China constrói réplica de avião do Japão para treinar ataques

Avião da força de autodefesa aérea do Japão, AWACS (E-767, sistema de alerta e controle aéreo), que serviu de base para construção da réplica usada no treinamento de ataque militar da China. (Foto: Getty Images)
Avião da força de autodefesa aérea do Japão, AWACS (E-767, sistema de alerta e controle aéreo), que serviu de base para construção da réplica usada no treinamento de ataque militar da China. (Foto: Getty Images)

A China construiu uma réplica de um avião que as forças aéreas do Japão usam em seu sistema de defesa, é o que mostram imagens feitas por satélites de uma região deserta perto de Xinjian.

As afirmativas são de uma reportagem publicada no site Nikkei Asia nesta quinta-feira (19). As imagens são da empresa de imagens por satélite Planet Labs, dos Estados Unidos.

Supõem-se que a área da China onde a imagem foi registrada é uma zona especial controlada pelos militares chineses.

A fotografia mostra uma estrutura com a forma de um avião, com dois motores e um radar em forma de disco, que é uma característica de um modelo específico de avião da força aérea japonesa.

A aeronave chinesa parece ter sido inspirada no modelo E-767 das forças aéreas japonesas, um avião de fabricação da Boeing. Há quatro aviões no mundo, e todos estão em uma base aérea em Hamamatsu, de acordo com informações do Ministério da Defesa japonês.

O modelo tem capacidade de interceptar outras aeronaves. Em uma possível situação de conflito, esses modelos seriam empregados para fazer buscas por outros aviões em regiões distantes dos confrontos.
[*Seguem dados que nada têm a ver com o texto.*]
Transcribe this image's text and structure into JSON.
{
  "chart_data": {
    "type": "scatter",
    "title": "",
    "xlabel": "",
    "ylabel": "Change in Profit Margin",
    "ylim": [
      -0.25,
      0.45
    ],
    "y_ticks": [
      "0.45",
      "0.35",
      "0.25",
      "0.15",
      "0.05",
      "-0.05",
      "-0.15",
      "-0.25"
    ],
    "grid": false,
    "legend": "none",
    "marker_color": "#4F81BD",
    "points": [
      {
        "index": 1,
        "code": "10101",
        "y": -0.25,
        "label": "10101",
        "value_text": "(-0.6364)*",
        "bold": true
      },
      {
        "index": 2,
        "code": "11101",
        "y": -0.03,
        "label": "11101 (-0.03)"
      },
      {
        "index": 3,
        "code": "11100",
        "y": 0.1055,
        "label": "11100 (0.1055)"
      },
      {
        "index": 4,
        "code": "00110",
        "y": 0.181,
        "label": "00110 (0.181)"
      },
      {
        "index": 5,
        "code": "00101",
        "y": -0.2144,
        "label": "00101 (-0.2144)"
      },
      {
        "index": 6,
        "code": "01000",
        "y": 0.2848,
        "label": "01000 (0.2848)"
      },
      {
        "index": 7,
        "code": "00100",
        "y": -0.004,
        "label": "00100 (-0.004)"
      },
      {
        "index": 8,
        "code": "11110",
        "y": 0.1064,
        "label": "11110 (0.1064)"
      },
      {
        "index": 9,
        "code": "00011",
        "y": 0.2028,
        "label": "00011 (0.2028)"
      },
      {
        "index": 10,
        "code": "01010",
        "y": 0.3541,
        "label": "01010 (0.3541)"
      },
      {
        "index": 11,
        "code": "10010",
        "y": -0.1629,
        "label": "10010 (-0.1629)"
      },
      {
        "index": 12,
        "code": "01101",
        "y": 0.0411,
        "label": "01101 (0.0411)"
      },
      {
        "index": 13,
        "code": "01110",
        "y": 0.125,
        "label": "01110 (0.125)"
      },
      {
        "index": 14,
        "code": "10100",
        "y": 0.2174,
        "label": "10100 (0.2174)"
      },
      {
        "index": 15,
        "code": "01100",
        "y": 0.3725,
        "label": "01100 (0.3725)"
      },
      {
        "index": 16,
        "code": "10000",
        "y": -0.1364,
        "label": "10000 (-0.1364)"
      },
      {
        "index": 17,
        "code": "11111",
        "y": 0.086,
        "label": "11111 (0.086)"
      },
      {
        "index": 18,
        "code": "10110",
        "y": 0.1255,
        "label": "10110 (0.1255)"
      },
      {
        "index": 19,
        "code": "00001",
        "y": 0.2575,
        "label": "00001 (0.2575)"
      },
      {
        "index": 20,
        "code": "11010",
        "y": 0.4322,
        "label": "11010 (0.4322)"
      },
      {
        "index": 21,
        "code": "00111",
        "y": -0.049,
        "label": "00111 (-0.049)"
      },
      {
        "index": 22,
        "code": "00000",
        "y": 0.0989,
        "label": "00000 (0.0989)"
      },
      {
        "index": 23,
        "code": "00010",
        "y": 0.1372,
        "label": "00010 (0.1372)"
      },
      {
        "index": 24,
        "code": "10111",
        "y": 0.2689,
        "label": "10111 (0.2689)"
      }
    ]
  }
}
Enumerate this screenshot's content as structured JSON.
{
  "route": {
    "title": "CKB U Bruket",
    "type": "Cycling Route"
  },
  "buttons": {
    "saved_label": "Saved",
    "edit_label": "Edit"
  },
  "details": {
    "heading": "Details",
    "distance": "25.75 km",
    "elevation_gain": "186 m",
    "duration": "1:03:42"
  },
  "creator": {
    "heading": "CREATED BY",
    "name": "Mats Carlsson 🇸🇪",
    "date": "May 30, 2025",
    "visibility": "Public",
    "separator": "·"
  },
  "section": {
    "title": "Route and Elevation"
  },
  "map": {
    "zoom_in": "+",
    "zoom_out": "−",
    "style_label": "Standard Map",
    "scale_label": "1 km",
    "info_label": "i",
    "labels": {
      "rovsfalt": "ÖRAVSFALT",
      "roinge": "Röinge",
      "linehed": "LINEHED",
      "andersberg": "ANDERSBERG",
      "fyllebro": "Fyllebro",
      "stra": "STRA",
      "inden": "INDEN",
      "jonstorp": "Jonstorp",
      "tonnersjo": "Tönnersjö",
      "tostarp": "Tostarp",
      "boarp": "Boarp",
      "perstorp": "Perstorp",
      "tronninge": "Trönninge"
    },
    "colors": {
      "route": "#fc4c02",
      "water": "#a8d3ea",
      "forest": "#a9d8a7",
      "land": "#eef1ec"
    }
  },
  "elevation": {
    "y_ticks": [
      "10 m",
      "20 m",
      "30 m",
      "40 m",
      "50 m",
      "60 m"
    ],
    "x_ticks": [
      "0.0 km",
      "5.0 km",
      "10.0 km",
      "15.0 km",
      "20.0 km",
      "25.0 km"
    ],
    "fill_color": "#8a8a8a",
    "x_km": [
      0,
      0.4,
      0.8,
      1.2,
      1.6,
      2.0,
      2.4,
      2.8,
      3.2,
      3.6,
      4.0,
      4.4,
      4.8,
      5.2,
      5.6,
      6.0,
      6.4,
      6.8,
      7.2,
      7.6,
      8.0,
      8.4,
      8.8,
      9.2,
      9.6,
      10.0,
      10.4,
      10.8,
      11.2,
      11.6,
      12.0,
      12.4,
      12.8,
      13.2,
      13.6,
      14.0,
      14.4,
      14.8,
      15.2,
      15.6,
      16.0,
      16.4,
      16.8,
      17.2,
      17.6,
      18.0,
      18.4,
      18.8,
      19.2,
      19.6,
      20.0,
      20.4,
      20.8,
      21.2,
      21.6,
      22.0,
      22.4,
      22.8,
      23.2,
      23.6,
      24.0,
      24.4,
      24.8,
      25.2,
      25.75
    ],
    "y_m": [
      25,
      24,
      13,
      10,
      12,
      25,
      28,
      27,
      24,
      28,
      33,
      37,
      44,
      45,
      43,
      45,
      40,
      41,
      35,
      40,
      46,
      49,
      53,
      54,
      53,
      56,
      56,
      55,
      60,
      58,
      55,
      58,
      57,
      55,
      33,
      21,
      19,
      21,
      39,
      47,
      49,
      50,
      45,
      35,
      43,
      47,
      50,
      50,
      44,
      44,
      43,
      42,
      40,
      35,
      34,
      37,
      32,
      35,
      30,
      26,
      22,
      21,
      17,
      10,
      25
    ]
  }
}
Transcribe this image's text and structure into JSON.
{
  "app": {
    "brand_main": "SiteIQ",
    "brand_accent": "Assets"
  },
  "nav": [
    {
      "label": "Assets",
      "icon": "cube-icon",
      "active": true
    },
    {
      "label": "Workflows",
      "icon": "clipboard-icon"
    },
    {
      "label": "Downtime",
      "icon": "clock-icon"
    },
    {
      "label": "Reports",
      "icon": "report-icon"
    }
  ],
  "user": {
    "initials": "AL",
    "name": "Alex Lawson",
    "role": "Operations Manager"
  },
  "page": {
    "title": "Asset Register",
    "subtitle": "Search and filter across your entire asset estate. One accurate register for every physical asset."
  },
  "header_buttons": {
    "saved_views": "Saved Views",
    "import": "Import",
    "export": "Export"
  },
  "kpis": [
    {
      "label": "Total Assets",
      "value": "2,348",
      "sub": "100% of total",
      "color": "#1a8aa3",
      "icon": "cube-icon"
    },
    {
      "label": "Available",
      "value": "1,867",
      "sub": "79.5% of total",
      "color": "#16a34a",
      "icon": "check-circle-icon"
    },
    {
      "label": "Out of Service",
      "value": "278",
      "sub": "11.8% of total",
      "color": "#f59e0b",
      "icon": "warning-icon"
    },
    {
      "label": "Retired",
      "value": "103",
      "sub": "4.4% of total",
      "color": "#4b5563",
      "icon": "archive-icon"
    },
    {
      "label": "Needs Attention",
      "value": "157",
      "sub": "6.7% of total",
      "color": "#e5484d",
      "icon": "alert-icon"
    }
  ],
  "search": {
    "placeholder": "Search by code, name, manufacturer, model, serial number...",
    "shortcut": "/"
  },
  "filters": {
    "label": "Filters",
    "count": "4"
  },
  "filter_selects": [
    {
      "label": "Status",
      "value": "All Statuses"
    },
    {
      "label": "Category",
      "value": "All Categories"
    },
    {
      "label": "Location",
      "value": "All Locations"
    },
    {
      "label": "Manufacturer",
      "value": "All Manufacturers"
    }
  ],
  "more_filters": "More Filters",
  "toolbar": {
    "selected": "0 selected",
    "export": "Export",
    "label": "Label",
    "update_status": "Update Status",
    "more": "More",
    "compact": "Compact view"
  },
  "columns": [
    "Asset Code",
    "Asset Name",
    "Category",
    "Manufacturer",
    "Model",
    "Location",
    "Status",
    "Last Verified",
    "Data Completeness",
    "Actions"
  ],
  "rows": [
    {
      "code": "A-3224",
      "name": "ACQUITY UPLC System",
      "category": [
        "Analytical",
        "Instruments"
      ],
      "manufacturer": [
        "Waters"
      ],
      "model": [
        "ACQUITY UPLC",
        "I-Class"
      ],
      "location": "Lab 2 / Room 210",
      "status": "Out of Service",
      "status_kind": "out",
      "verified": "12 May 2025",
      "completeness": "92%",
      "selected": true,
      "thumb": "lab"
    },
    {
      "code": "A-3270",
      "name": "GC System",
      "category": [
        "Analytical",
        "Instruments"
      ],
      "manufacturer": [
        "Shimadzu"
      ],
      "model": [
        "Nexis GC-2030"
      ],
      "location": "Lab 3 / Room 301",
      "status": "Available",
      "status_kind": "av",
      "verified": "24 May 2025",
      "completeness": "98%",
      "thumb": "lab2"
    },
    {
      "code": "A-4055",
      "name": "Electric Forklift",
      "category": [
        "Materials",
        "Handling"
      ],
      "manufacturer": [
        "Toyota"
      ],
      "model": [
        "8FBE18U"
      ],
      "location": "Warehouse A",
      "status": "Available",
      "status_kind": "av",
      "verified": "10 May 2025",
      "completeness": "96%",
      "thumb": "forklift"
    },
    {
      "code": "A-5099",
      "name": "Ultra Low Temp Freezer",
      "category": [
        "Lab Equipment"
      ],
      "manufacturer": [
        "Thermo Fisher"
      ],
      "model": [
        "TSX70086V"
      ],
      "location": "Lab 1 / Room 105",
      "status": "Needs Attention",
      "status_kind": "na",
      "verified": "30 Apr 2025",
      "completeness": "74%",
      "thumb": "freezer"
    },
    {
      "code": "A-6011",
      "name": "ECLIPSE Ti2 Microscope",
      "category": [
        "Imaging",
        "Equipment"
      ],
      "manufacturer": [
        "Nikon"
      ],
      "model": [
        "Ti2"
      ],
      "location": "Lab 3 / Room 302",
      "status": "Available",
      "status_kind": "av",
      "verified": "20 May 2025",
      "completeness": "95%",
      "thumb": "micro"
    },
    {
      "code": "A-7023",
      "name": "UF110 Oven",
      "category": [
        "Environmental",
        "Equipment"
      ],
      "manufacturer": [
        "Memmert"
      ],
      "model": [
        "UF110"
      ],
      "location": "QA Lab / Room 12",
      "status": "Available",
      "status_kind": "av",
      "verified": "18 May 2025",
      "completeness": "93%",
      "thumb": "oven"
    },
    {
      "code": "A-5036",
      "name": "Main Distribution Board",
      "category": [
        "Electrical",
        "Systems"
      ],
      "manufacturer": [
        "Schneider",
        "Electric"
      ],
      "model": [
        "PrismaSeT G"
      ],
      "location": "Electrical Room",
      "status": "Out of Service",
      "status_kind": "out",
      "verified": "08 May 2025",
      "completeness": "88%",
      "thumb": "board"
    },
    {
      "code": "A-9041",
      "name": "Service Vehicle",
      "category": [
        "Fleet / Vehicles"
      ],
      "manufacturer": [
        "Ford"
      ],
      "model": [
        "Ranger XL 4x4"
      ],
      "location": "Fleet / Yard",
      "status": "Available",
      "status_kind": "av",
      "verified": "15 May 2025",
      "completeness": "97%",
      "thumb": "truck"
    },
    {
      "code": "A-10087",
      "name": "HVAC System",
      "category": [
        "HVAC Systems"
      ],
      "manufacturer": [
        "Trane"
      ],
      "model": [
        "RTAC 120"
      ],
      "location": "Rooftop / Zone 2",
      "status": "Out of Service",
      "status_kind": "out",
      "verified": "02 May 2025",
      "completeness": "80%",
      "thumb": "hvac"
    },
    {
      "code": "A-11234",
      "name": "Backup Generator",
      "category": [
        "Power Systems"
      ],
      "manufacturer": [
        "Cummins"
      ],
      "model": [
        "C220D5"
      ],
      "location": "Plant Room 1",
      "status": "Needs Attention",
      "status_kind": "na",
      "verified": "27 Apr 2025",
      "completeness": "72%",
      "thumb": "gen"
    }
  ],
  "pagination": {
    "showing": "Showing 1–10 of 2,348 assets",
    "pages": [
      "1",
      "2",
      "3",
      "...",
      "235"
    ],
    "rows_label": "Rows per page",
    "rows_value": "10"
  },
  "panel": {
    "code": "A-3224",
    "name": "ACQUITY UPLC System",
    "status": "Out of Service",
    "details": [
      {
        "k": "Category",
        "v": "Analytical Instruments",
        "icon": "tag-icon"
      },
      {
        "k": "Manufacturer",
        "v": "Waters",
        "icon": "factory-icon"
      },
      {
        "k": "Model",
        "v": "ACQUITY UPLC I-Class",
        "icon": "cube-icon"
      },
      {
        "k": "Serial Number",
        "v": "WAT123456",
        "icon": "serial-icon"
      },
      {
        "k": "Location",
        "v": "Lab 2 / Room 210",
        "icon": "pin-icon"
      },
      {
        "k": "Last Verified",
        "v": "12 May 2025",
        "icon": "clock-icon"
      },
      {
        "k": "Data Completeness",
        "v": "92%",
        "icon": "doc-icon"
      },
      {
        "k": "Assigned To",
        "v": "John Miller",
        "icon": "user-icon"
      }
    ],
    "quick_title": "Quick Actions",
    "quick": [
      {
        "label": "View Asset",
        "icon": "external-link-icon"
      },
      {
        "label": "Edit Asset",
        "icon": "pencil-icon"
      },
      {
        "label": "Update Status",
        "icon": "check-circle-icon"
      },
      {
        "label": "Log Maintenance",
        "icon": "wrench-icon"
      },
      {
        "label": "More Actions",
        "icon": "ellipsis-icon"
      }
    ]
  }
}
Aeronaves como essas podem ser usadas pelos militares chineses como uma forma de simular ataques aos aviões da força aérea do Japão com mísseis, de acordo com um ex-oficial de alta patente das forças armadas japonesas que foi entrevistado pelo site Nikkei Asia, mas pediu para não ser identificado.

Anteriormente no deserto de Xinjiang também foi fotografado um modelo em escala real de um navio porta-aviões americano e de um navio menor, de combate, também americano.

Um alerta foi emitido pelos EUA, que nos últimos meses a China tem expandido rapidamente suas forças armadas, incluindo suas capacidades nucleares, à medida que a tensão aumenta no Mar do Sul da China.

A China foi considerada, no início deste ano, suspeita de realizar um teste de míssil hipersônico com capacidade nuclear — mísseis que podem voar na atmosfera com velocidade superior a mais de cinco vezes a do som — o que gerou preocupação em Washington.

Na época do episódio, o governo chinês negou as acusações e disse que se tratava de uma verificação de rotina.